なおアルセリアは笑いをこらえるどころか半笑いだったし、あのクレッチマーですら口角が吊り上がっていた。
アルセリアは後で適当に仕返しをするとしてエスメルの威厳に拍が付くならまぁいいかと思っていた。よく自分のことを知っているクレッチマーやアルセリアから見れば道化だが、こういう目でみられることは嫌いではない。
そう思って新米士官たちを見回すと。見知った顔がいた。
へルトアだ。
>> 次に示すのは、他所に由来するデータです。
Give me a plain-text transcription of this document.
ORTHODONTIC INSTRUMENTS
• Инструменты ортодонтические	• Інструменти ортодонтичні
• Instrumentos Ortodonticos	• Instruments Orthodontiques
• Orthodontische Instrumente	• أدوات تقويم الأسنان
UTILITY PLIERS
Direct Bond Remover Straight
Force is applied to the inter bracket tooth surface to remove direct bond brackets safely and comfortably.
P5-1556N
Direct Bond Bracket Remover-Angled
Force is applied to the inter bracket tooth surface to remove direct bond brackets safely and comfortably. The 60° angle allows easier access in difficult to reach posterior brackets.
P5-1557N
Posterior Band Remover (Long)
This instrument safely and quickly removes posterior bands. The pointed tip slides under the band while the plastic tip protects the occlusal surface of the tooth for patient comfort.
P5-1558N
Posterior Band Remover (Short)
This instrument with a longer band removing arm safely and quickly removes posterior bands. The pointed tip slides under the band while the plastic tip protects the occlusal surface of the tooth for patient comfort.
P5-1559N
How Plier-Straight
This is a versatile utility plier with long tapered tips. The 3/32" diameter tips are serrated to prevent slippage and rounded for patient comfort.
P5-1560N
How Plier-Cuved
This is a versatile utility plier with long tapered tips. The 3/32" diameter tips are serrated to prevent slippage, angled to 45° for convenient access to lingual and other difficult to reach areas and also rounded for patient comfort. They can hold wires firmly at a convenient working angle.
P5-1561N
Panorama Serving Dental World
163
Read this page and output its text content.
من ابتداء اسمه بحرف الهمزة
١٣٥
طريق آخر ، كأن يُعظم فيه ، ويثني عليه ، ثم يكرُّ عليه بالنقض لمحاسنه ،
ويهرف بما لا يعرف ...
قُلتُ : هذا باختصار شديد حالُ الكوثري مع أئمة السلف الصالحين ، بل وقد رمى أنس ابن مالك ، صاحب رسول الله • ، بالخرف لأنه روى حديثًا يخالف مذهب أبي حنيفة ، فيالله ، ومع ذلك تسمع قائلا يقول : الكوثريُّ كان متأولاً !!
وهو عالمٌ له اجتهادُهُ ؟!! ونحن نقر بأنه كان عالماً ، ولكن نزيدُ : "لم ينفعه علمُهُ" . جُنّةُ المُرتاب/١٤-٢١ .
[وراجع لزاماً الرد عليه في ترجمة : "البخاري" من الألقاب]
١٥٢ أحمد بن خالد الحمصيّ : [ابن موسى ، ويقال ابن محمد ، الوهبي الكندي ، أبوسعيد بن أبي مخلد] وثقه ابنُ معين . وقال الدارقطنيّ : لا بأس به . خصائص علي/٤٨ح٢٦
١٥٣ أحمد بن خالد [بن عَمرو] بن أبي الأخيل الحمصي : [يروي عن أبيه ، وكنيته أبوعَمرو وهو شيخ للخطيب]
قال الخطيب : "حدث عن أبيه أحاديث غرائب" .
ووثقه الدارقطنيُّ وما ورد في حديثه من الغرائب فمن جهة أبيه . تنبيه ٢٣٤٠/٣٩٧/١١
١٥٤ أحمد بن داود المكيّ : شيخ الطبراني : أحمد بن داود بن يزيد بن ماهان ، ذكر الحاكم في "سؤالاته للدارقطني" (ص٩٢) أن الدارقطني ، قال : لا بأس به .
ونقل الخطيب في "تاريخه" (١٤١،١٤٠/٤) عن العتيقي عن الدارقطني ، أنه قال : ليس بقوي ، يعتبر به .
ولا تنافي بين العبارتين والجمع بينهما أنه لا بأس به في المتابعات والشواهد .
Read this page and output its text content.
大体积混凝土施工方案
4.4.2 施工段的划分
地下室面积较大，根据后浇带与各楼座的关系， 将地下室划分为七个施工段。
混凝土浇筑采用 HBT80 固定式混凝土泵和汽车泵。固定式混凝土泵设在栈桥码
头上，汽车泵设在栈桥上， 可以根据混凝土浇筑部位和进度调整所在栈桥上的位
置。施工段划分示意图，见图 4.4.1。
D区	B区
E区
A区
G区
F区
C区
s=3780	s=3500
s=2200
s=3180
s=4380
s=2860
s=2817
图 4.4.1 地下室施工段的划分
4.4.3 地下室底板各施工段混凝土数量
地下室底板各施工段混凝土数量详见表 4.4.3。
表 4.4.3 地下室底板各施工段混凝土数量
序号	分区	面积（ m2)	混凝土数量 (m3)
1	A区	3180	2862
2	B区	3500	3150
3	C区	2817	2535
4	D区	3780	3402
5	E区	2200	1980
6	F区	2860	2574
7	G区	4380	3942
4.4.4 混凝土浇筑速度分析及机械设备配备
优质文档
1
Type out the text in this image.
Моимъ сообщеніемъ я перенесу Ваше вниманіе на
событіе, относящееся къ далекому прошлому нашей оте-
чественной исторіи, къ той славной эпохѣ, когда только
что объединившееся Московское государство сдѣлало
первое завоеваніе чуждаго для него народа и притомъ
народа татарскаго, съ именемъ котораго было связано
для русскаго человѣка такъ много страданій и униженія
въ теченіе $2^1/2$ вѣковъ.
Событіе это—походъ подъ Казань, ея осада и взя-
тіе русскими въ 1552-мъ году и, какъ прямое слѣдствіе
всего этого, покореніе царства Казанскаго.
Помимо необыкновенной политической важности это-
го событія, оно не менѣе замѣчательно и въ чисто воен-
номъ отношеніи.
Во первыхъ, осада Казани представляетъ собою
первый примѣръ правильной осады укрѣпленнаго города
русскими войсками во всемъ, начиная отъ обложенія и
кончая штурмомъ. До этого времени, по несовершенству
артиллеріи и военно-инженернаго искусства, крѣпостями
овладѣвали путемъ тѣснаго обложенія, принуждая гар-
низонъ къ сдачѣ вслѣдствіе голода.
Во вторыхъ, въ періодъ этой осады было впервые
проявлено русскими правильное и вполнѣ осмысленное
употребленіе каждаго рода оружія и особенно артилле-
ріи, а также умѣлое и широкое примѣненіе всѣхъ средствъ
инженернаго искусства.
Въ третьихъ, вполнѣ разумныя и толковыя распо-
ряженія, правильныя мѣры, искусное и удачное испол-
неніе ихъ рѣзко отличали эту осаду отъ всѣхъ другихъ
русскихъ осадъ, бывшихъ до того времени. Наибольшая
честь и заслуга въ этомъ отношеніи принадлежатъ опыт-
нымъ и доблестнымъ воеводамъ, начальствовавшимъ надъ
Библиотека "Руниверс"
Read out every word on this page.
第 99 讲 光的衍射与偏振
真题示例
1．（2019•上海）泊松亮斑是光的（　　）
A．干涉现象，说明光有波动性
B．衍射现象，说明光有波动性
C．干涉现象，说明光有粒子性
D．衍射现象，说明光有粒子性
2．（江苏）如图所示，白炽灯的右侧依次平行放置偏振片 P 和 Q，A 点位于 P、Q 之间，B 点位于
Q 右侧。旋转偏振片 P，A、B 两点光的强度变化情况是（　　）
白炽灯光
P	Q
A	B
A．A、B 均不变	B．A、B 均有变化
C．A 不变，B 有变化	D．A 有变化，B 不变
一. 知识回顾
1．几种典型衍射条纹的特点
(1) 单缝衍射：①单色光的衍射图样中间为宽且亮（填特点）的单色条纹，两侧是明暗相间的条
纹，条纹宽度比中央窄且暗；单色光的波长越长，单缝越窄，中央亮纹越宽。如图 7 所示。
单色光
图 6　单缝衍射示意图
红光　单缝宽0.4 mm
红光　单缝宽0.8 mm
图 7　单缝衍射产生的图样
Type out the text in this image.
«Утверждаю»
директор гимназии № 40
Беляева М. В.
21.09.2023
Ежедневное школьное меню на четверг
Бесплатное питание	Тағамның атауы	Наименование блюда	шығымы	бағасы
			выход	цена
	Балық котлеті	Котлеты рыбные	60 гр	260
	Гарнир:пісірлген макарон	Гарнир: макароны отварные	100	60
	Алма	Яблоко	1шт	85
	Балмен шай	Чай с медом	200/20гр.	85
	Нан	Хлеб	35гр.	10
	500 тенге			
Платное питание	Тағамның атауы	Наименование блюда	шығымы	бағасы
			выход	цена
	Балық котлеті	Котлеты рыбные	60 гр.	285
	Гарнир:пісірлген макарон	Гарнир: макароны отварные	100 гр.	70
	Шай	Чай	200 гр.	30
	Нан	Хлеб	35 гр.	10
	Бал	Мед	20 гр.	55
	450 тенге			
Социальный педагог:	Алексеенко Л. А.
かつてゼフォルの看守だった彼女は夢をかなえたのかこうして軍の士官となって、同じ第二軍に入ってきてくれた。
士官たちの中でもゼフォルのことをよく知っているからか過剰に畏怖することもなく、こちらを見ている。メイドの格好をしていることに驚いているようだった。これだけは恥ずかしく、今の姿を後悔した。
軽く視線を向けて目だけで合図をすると生来のまじめさはそのままなのか軽く頭を下げてくれた。
新たに来た士官たちなどゼフォルは期待もしてない。王国と戦うにおいてはアルセリアとクレッチマーがいれば十分だと思っている。
だがこうして教え子であるへルトアが来るというのならば期待しても良いかと思った。
こうして歓迎会にてゼフォルはエスメルの後ろに侍るだけで終わった。
料理は美味しそうだったが気を利かせたエルシアがとっといてくれたので後で食べられる事ができたのでまぁ良しとした。